In this case, I started a db dump, and then went on and did a bunch of cleanup (which involved a LOT of row churn). That would lead to lots of heap lookups for each index query, since the index contained lots of now-deleted rows.

This is mostly hypothetical, though, since I don't have the resources to try to recreate the situation.

Anyways, @jjanes's hint about long-running queries was the key to finding my way down the rabbit hole here.

Best Answer

This part is clearly deranged:

->  Bitmap Index Scan on ix_web_pages_state  
     (cost=0.00..147.41 rows=6779 width=0) 
     (actual time=2021.616..2021.617 rows=11668131 loops=1)
Index Cond: (state = 'fetching'::dlstate_enum)

It is finding over a thousand times more rows than it thinks. A VACUUM ANALYZE should have fixed this. Perhaps your vacuum didn't do much because some long-open transaction is preventing it from removing dead tuples?

Doing VACUUM VERBOSE ANALYZE could shed some light on that.

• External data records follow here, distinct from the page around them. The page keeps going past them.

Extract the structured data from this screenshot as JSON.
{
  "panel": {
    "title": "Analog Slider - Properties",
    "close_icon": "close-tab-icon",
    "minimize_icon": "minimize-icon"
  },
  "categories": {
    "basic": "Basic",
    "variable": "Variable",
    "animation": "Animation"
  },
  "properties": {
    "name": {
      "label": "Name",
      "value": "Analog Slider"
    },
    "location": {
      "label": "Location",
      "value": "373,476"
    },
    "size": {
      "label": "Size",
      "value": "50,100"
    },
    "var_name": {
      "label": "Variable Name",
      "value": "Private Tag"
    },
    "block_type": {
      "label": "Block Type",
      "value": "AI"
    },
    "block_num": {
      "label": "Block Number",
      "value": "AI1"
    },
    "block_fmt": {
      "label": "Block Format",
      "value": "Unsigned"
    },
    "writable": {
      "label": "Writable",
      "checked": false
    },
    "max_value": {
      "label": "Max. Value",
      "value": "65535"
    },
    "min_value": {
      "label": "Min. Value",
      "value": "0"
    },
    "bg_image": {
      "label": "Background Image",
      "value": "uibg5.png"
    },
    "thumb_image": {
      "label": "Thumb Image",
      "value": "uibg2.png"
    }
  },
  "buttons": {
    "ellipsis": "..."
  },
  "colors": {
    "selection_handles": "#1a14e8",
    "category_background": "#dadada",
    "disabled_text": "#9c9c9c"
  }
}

You can also explore this further by using the test query:

EXPLAIN (ANALYZE,BUFFERS) SELECT COUNT(*) FROM web_pages WHERE state = 'fetching'

Try to get it to run as both a bitmap scan, and regular index scan by fiddling with enable_* parameters, so we can compare the two reports. In particular, a held-open transaction will lead to the actual count for the bitmap index scan node being higher, as it must count rows before testing for visibility, while the ordinary index scan will discard invisible rows before increment the count.